In[243]:= x =.; mm = 20;
Table[(-1)^(n - 1)/(n - 1)! 1/2 Sum[
      Binomial[n - 1, j] x^(n - 1 - j) (-1)^
        j Pochhammer[(j - 1)/2 - m + 1, m] If[m < Floor[j/2], 
        x^(j - 1 - 2 m), 
        If[Mod[j, 2] == 1, 1, Sqrt[\[Pi]] E^x^2 Erfc[x]]], {j, 0, 
       n - 1}, {m, 0, Floor[j/2]}] - HermiteH[-n, x], {n, 1, mm}] // 
  FunctionExpand // Simplify
Table[ (-1)^(-1 + n)/(2 (-1 + n)!)
      Sum[(Sum[
          Binomial[n - 1, m] (-1)^m Binomial[(m - 1)/2, j], {m, 
           2 j + 1, n - 1}] j!) x^(n - 2 - 2 j), {j, 0, 
       Floor[(n - 2)/2]}] + (-1)^(-1 + n)/(2 (-1 + n)!)

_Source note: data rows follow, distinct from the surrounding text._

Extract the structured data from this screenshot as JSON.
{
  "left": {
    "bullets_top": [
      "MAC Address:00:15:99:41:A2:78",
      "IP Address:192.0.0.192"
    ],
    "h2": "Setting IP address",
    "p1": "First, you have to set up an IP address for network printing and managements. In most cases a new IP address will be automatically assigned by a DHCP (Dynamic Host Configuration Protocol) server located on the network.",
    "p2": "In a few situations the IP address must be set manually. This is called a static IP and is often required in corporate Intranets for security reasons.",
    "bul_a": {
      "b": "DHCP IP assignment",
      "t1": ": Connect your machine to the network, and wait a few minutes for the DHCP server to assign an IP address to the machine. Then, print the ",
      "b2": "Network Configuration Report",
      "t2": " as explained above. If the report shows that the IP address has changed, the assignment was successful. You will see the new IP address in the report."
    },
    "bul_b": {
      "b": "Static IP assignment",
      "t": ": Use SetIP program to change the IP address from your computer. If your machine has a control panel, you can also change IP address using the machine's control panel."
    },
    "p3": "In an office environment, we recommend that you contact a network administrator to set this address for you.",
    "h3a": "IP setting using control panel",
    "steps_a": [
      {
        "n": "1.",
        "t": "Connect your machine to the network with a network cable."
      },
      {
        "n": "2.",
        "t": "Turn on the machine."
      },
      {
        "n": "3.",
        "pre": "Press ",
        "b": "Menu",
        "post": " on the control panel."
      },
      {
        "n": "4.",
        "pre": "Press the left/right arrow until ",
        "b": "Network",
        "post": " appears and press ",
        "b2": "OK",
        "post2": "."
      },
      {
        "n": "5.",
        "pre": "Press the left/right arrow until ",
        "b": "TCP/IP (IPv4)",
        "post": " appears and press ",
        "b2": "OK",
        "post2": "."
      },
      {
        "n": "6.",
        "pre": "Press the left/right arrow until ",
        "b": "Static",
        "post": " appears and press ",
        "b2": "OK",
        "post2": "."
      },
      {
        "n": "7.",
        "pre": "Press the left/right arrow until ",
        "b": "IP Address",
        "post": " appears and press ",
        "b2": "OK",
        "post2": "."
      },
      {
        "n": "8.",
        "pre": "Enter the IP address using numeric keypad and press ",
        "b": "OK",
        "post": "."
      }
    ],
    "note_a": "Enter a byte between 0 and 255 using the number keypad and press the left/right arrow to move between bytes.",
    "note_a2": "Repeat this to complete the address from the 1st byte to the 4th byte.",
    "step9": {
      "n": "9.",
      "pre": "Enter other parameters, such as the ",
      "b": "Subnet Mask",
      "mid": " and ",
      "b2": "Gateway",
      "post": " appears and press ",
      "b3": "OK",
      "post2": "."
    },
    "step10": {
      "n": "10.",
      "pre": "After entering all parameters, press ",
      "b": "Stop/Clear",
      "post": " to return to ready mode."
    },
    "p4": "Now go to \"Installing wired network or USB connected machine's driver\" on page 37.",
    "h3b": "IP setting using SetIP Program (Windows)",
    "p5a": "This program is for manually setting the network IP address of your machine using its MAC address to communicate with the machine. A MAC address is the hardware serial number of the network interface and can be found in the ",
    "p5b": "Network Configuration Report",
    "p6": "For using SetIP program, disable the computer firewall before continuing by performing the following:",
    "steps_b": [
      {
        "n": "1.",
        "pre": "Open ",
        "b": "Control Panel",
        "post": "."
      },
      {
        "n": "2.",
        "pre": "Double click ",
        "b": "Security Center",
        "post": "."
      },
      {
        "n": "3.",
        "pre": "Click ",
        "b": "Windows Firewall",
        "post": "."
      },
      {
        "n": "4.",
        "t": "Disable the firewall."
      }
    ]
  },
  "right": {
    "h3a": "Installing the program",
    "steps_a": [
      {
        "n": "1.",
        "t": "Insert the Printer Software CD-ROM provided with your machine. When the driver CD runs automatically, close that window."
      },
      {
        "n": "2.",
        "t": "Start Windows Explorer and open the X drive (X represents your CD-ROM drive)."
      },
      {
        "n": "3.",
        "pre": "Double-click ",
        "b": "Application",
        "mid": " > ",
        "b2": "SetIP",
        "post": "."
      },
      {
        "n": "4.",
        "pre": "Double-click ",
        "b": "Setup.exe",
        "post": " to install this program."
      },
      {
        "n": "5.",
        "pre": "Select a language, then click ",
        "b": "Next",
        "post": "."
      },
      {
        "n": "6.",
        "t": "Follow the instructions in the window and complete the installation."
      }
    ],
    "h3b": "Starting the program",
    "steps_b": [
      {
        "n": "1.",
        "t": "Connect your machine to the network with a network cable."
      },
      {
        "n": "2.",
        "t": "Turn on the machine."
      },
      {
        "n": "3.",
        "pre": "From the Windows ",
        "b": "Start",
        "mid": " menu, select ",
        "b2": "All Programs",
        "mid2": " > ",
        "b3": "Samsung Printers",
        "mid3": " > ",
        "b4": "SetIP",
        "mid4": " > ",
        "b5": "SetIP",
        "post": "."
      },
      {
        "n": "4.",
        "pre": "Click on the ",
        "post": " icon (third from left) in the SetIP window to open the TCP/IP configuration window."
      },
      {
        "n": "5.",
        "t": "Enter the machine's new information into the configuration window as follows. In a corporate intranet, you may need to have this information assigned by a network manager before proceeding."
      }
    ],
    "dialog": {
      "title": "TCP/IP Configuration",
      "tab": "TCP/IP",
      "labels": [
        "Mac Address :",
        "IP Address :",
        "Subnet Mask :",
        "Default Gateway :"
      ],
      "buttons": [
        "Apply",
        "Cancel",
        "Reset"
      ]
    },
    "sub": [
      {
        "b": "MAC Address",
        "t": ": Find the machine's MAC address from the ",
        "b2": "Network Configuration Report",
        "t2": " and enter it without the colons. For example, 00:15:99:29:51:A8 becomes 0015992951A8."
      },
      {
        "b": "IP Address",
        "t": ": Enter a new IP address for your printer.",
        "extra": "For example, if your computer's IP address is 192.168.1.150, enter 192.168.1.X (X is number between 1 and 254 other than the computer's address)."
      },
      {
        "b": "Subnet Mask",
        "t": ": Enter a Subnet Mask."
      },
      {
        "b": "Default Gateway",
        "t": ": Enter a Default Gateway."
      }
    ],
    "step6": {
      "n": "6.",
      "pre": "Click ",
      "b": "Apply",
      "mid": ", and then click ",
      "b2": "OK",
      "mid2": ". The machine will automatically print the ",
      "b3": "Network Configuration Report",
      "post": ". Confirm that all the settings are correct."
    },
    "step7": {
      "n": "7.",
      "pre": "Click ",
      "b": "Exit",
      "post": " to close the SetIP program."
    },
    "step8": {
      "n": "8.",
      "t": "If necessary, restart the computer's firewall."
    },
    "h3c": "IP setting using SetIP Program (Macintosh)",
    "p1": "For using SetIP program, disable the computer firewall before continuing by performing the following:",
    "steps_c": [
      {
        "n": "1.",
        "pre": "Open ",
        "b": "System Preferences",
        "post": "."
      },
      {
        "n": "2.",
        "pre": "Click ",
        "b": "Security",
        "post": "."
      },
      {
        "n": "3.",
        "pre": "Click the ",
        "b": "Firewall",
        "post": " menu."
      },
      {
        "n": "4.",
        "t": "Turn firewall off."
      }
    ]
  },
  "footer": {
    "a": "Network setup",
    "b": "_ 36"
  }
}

      Sum[Binomial[n - 1, 2 j + 0]  Pochhammer[1/2, 
        j] x^(n - 1 - 2 j) , {j, 0, Floor[(n - 1)/2]}] Sqrt[\[Pi]] E^
      x^2 Erfc[x] +
    -HermiteH[-n, x]
   , {n, 1, mm}] // FunctionExpand // Simplify
Out[244]= {0, 0, 0, 0, 0, 0, 0, 0, 0, 0, 0, 0, 0, 0, 0, 0, 0, 0, 0, 0}
Out[245]= {0, 0, 0, 0, 0, 0, 0, 0, 0, 0, 0, 0, 0, 0, 0, 0, 0, 0, 0, 0}

It turns out that those quantities appear in a natural way in stochastic processes, in the formula for the probability density function of the first hitting time of a certain diffusion process, as demonstrated in my answer to this question.